NOTE: As provided in LFC policy, this report is intended for use by the standing finance committees of the legislature.  The Legislative Finance Committee does not assume responsibility for the accuracy of the information in this report when used in any other situation.



Only the most recent FIR version, excluding attachments, is available on the Intranet. Previously issued FIRs and attachments may be obtained from the LFC office in Suite 101 of the State Capitol Building North.





F I S C A L I M P A C T R E P O R T





SPONSOR: Romero DATE TYPED: 02/12/01 HB
SHORT TITLE: Floral Products Gross Receipts Exemption SB 354
ANALYST: Eaton


REVENUE



Estimated Revenue
Subsequent

Years Impact

Recurring

or Non-Rec

Fund

Affected

FY01 FY02
$ (5.0) $ 0.0 $ 0.0 Non-Recurring General Fund
$ (3.0) $ 0.0 $ 0.0 Non-Recurring Local Govt.



(Parenthesis ( ) Indicate Revenue Decreases)



SOURCES OF INFORMATION



Taxation and Revenue Department (TRD)



SUMMARY



Synopsis of Bill



This bill exactly reverses the origin/destination taxability. Receipts of an in-state florist from the FTD or similar clearing house for flowers delivered to a New Mexico location are taxable. Receipts of a New Mexico florist from an in-state customer ordering flowers for delivery out of state become exempt.



FISCAL IMPLICATIONS



The Taxation and Revenue Department (TRD) report that since this bill exactly reverses the origin/destination taxability, and there is no particular reason to believe the price of flowers to non-New Mexicans for delivery in New Mexico is different than the price to New Mexicans of flowers for delivery out of state, there is no recurring impact of this bill. The non-recurring impact derives from the transition from a taxable event that is essentially the receipt of the order to a taxable event that is the receipt of payment from the clearing house for the out-of-state order. This may differ by a week.

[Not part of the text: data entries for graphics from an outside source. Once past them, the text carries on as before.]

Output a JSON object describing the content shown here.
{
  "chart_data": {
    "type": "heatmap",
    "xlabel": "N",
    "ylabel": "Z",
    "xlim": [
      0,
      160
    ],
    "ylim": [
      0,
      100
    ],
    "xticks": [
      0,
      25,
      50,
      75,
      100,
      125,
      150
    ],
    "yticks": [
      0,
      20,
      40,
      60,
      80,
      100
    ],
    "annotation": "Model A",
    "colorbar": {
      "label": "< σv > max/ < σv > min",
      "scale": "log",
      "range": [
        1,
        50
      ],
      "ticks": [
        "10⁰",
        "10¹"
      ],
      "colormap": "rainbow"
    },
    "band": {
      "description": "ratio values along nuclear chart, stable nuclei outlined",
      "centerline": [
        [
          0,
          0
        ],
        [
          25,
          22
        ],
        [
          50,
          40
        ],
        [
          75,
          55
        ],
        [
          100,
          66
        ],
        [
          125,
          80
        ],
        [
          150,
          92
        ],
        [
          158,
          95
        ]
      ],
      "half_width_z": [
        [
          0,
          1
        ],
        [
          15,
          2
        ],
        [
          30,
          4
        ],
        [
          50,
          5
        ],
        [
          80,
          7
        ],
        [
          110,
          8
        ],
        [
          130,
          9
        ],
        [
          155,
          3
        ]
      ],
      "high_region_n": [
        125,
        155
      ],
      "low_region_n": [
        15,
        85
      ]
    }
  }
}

ADMINISTRATIVE IMPLICATIONS



Minimal.



TECHNICAL ISSUES



The Taxation and Revenue Department requests a July 1, 2001 effective date, so that the change is in phase with the ordinary business monthly accounting cycle.



OTHER SUBSTANTIVE ISSUES



The Taxation and Revenue Department (TRD) provided the following background information.



Last year, the Taxation and Revenue Department (TRD) proposed a regulation, 3.2.55.13 NMAC, confirming the previous practice of taxing a New Mexico florist on wire orders received from New Mexicans requesting delivery of flowers out of state. The in-state customer pays the florist generally via a credit card. The in-state florist transmits the order to the out-of-state florist and remits the wholesale price, plus a commission for the nationwide organization that acts as a clearing house for payments. The proposed regulation retained this same taxability at the point of origin. Industry representatives testified that every other state uses a destination taxability principle and that it would be a hardship to process the paperwork to take advantage of the credit mechanism built into the gross receipts at 7-9-79 and 7-9-79.1 NMSA 1978. This bill exactly reverses the chain of taxability to conform to all-other state practice. The order placed in New Mexico for delivery outside the state becomes exempt. The order delivered in-state by an in-state florist is taxable at the time the money is received from the clearing house. This is an example of the increasing national pressure on New Mexico to conform with tax practices in the majority of states.



The 1997 Economic Census reports 138 retail florist, employing 608 employee and $5.671 million in payroll and $27.6 million in sales for florists. An unknown fraction of this business is derived from interstate, FTD type sales.